Substantial opportunities remain to further improve low-field MRI technology, including both software and hardware developments. Of course, the same is true for higher fields, and ongoing developments are expected to benefit a range of field strengths. The theme of improved imaging methods threaded through several sessions at the Workshop. Leveraging inexpensive computational power to recover image quality was a commonly proposed solution to low SNR. Many flavors are envisaged, including more traditional image reconstruction and denoising, as well as methods based on transfer learning from datasets acquired in cohorts studied at both high and low field. Beyond improving individual images, computational power can also be leveraged to increase information content, or to take advantage of mutual information present in images acquired serially over time, which may have benefits to outpatient imaging including screening and therapeutic monitoring. New methods to compensate for artifacts that are specific to each system design and setting, for example eddy currents, concomitant fields, and electromagnetic interference, are critical to the success of low-field MRI systems. Another advantage of low-field MRI is the ease of incorporating multi-modal imaging (e.g., EEG, PET, NIRS, or neuronal currents). This area remains relatively unexplored and offers significant promise.

3.6 Next steps

The modern era of low-field MRI is still relatively new, meaning that many questions of interest remain unanswered. As the low-field MRI community gains critical mass and low-field systems become more widely available, there will be expanded opportunities for research and clinical trials that establish the value of low-field MRI for a variety of applications.

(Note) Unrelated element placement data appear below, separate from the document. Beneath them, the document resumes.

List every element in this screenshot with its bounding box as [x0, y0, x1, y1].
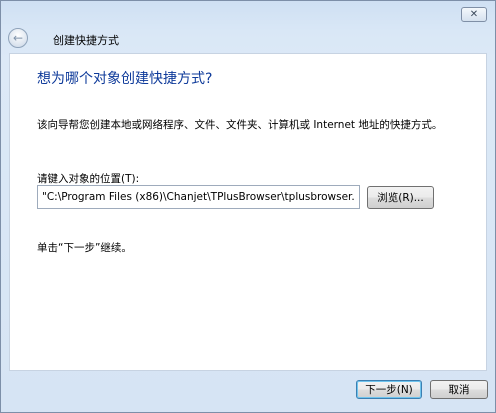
- location-label: 请键入对象的位置(T):: [37, 173, 140, 185]
- close-icon: ✕: [469, 8, 479, 20]
- continue-hint: 单击“下一步”继续。: [37, 242, 132, 254]
- browse-button[interactable]: 浏览(R)...: [367, 186, 434, 209]
- wizard-window: ✕ ← 创建快捷方式 想为哪个对象创建快捷方式? 该向导帮您创建本地或网络程序、…: [0, 0, 496, 413]
- close-button[interactable]: ✕: [461, 7, 487, 22]
- window-title: 创建快捷方式: [53, 34, 119, 47]
- page-heading: 想为哪个对象创建快捷方式?: [37, 71, 213, 87]
- next-button[interactable]: 下一步(N): [356, 380, 422, 399]
- cancel-button[interactable]: 取消: [430, 380, 488, 399]
- wizard-description: 该向导帮您创建本地或网络程序、文件、文件夹、计算机或 Internet 地址的快…: [37, 119, 443, 131]
- back-arrow-icon: ←: [12, 31, 24, 45]
- back-button[interactable]: ←: [8, 28, 28, 48]
- location-input[interactable]: [37, 185, 360, 209]
- wizard-content-panel: 想为哪个对象创建快捷方式? 该向导帮您创建本地或网络程序、文件、文件夹、计算机或…: [9, 53, 487, 371]
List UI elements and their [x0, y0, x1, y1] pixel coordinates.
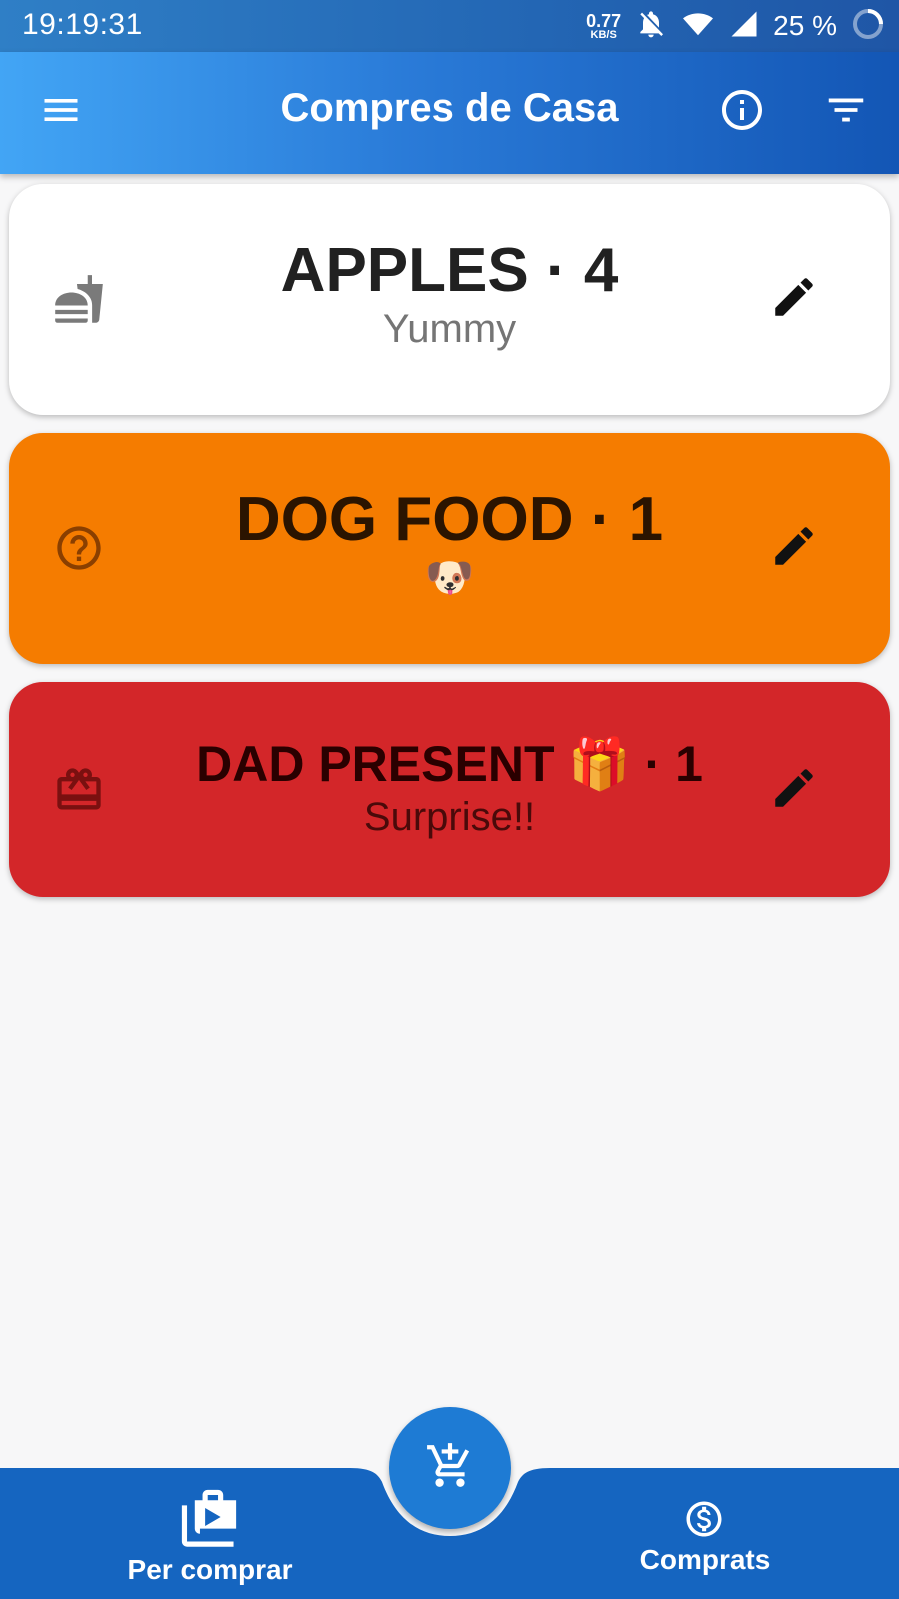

As the low-field MRI community grows within ISMRM, there are several initiatives that we plan to undertake. A new ISMRM Study Group on Low-Field MRI has been formed as a result of the Workshop. We anticipate that our community will continue to develop novel technology, and carefully consider target applications. We also plan to increase the availability of low-field MRI datasets to facilitate software development.⁹¹ Over time, we hope for more engagement from radiologists and non-imaging clinicians who may become the eventual users of low-field MRI.

In the long term, we will need to enrich our language and develop specific nomenclature to clearly describe low-field systems in a way that encompasses the diversity of configurations and methods. To date, the low-field MRI community has been open and collaborative, and we aim to maintain this ethos to realize the goal of making MRI accessible. To achieve this, we will continue to embrace open-source hardware and software, open dialogue, and prioritizing dissemination.